We are trying to scale out our calendar application, that uses SignalR to push updates to clients based on their user's OrganizationId. Previously, the SignalR stuff was hosted within the single App Server, but to make it work across multiple servers we have opted to use Azure SignalR Services.
However, when the application uses the Azure solution, autorisation breaks.
Authentication is set up in Startup.cs to look for the token in the url/query-string when dealing with Hub endpoints:
//From: Startup.cs (abridged)
public IServiceProvider ConfigureServices(IServiceCollection services)
var authenticationBuilder = services.AddAuthentication(options => {
options.DefaultAuthenticateScheme = OAuthValidationDefaults.AuthenticationScheme;
options.DefaultChallengeScheme = OAuthValidationDefaults.AuthenticationScheme;
});
authenticationBuilder
.AddOAuthValidation(options => {
options.Events.OnRetrieveToken = async context => {
// Based on https://learn.microsoft.com/en-us/aspnet/core/signalr/authn-and-authz?view=aspnetcore-3.0
var accessToken = context.HttpContext.Request.Query["access_token"];
var path = context.HttpContext.Request.Path;
if (!string.IsNullOrEmpty(accessToken) && path.StartsWithSegments("/signalr/calendar")) {
context.Token = accessToken;
}
return;
};
})
.AddOpenIdConnectServer(options => {
options.TokenEndpointPath = "/token";
options.ProviderType = typeof(ApplicationOAuthProvider);
/*...*/
});
}
public void Configure(IApplicationBuilder app, IHostingEnvironment env, IApplicationLifetime applicationLifetime) {
app.UseAuthentication();
}
When using the Azure SignalR Service, the OnRetrieveToken event code is simply never hit, which makes sense given that the request is no longer directed at the App Service, but instead to the url of the Azure SignalR Service.

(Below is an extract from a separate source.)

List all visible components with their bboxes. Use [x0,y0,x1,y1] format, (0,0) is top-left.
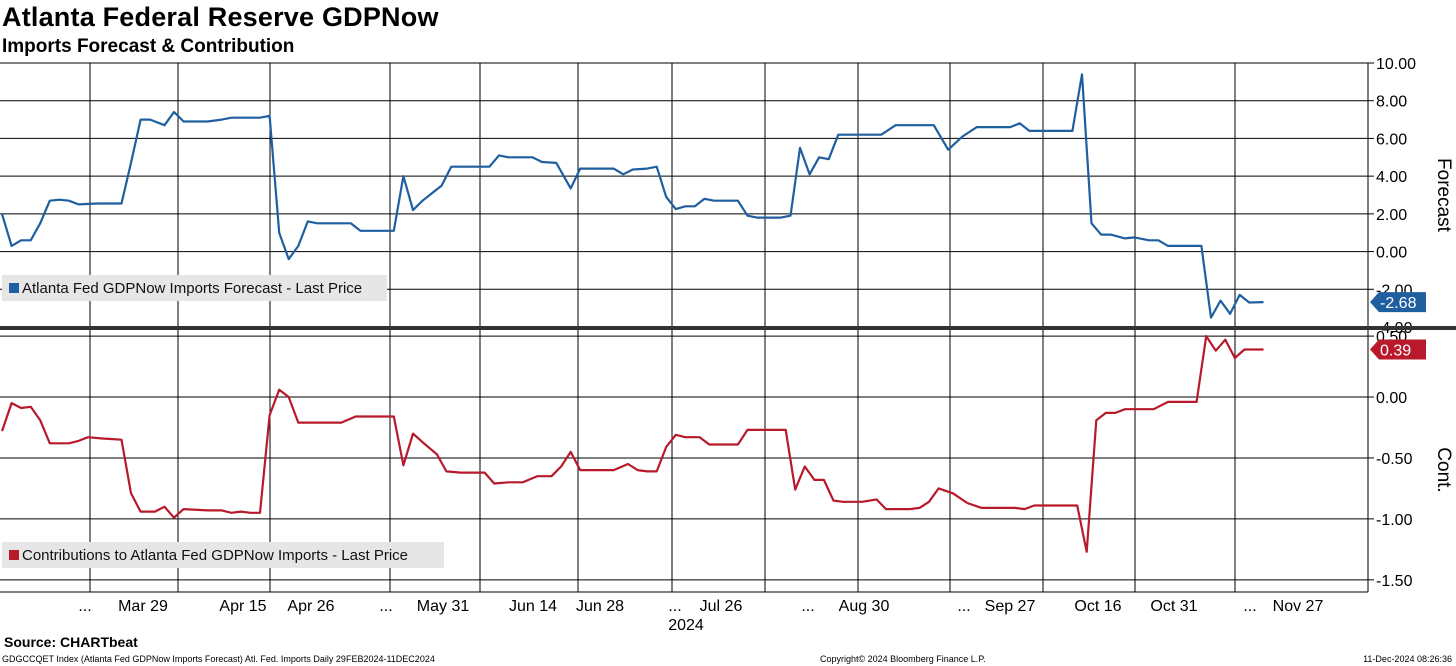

This Hub works while SignalR is hosted on the App Server:
[Authorize(Roles = "Manager, Seller")]
public class CalendarHub : Hub<ICalendarClient> {
private IHttpContextAccessor httpContextAccessor;
public CalendarHub(IHttpContextAccessor httpContextAccessor) { this.httpContextAccessor = httpContextAccessor }
public override async Task OnConnectedAsync() {
await Groups.AddToGroupAsync(Context.ConnectionId, GetClaimValue("OrganizationId"));
await base.OnConnectedAsync();
}
private string GetClaimValue(string claimType) {
var identity = (ClaimsIdentity)httpContextAccessor?.HttpContext?.User.Identity;
var claim = identity?.FindFirst(c => c.Type == claimType);
if (claim == null)
throw new InvalidOperationException($"No claim of type {claimType} found.");
return claim.Value;
}
}
But when I switch to the Azure solution:
//From: Startup.cs (abridged)
public IServiceProvider ConfigureServices(IServiceCollection services)
services.AddSignalR().AddAzureSignalR();
}
public void Configure(IApplicationBuilder app, IHostingEnvironment env, IApplicationLifetime applicationLifetime) {
app.UseAzureSignalR(routes => routes.MapHub<CalendarHub>("/signalr/calendar"));
}
...connecting to the hub causes exception No claim of type OrganizationId found. because the identity is completely empty, as if no user was authenticated. This is especially strange, given that I've restricted access to users of specific roles.